Opinion
16687 Ind. Nos. 2504/16, 3121/16 Case No. 2018–04277
11-17-2022
Robert S. Dean, Center for Appellate Litigation, New York (Claudia Trupp of counsel), for appellant. Alvin L. Bragg, Jr., District Attorney, New York (Samuel Z. Goldfine of counsel), for respondent.
Robert S. Dean, Center for Appellate Litigation, New York (Claudia Trupp of counsel), for appellant.
Alvin L. Bragg, Jr., District Attorney, New York (Samuel Z. Goldfine of counsel), for respondent.
Kapnick, J.P., Webber, Friedman, Gesmer, Singh, JJ.
Judgment, Supreme Court, New York County (Maxwell Wiley, J. at consolidation motion; Erika M. Edwards, J. at jury trial and sentencing), rendered July 30, 2018, convicting defendant of 21 counts of criminal possession of a forged instrument in the second degree, and sentencing him, as a second felony offender, to an aggregate term of 3½ to 7 years, unanimously affirmed. The court properly denied defendant's application pursuant to ( Batson v. Kentucky, 476 U.S. 79, 106 S.Ct. 1712, 90 L.Ed.2d 69 [1986] ). Assuming defendant preserved his substantive and procedural Batson objections and assuming defendant made a prima facie showing that preemptory challenges were purposefully used by the People in a discriminatory manner, we find that the record supports the court's finding that the nondiscriminatory reasons provided by the People for the challenges in question were not pretextual. Given the general deference afforded the fact-finding court, we find no basis to conclude the court erred in this determination (see People v. Hernandez, 75 N.Y.2d 350,356, 553 N.Y.S.2d 85, 552 N.E.2d 621 [1990], affd 500 U.S. 352, 111 S.Ct. 1859, 114 L.Ed.2d 395 [1991] ).

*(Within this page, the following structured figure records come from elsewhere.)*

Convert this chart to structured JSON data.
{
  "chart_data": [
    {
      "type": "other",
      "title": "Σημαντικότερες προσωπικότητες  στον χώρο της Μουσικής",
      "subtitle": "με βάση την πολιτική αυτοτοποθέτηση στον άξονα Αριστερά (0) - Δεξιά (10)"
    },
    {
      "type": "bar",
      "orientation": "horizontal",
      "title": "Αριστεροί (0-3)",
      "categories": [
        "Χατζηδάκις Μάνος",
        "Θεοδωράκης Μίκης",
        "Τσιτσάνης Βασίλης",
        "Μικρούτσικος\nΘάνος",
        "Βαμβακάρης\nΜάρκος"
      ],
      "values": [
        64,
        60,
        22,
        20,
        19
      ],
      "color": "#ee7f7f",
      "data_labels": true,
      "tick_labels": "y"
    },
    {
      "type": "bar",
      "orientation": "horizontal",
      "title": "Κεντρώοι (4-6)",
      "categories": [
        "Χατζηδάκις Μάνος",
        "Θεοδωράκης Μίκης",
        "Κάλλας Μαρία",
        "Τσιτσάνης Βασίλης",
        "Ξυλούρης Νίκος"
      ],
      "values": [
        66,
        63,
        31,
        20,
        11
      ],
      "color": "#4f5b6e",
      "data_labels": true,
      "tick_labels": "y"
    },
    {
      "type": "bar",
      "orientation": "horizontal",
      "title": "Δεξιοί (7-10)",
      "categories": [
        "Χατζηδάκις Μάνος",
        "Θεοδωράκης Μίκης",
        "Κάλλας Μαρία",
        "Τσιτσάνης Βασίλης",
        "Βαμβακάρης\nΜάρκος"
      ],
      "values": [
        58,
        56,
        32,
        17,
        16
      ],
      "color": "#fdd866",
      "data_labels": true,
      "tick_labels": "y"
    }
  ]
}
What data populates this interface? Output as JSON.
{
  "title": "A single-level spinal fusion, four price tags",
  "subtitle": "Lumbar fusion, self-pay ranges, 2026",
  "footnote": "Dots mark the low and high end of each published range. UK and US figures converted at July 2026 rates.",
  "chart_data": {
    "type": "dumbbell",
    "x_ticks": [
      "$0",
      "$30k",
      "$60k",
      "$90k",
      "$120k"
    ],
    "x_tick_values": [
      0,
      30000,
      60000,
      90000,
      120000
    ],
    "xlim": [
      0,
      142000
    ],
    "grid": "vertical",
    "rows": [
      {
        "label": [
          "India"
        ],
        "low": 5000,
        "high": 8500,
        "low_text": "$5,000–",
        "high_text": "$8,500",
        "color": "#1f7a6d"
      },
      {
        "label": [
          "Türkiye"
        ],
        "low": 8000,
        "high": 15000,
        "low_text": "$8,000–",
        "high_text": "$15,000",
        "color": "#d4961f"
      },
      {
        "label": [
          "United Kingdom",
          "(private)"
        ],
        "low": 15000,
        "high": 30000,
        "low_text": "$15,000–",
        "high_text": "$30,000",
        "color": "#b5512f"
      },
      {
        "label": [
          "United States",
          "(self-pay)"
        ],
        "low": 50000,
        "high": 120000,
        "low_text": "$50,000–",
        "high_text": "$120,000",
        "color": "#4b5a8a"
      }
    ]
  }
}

The motion court providently exercised its discretion in granting the People's motion to consolidate the two indictments relating to separate incidents. The charges were legally similar (see CPL 200.20[2][c] ), and defendant has not demonstrated any risk that the jury would be unable to consider the charges separately (see People v. Lane, 56 N.Y.2d 1, 451 N.Y.S.2d 6, 436 N.E.2d 456 [1982] ; People v. Ndeye, 159 A.D.2d 397, 553 N.Y.S.2d 97 [1st Dept. 1990], lv denied 76 N.Y.2d 793, 559 N.Y.S.2d 998, 559 N.E.2d 692 [1990]). Furthermore, evidence of defendant's knowledge that the concert tickets he possessed in each incident were counterfeit and his intent to use them to defraud others would have been material and admissible at both trials if the indictments had not been consolidated (see CPL 200.20[2][b] ; People v. Molineux, 168 N.Y. 264, 297–298, 61 N.E. 286 [1901] ; People v. Hernandez, 103 A.D.3d 433, 959 N.Y.S.2d 197 [1st Dept. 2013], lv denied 22 N.Y.3d 1041, 981 N.Y.S.2d 375, 4 N.E.3d 387 [2013] ). The probative value of the overlapping evidence outweighed any potential for prejudice, and the trial court provided limiting instructions (see People v. Forbes, 166 A.D.3d 414, 415, 88 N.Y.S.3d 6 [1st Dept. 2018] ).
We perceive no basis for reducing defendant's sentence.
We have considered defendant's remaining arguments and find them unavailing.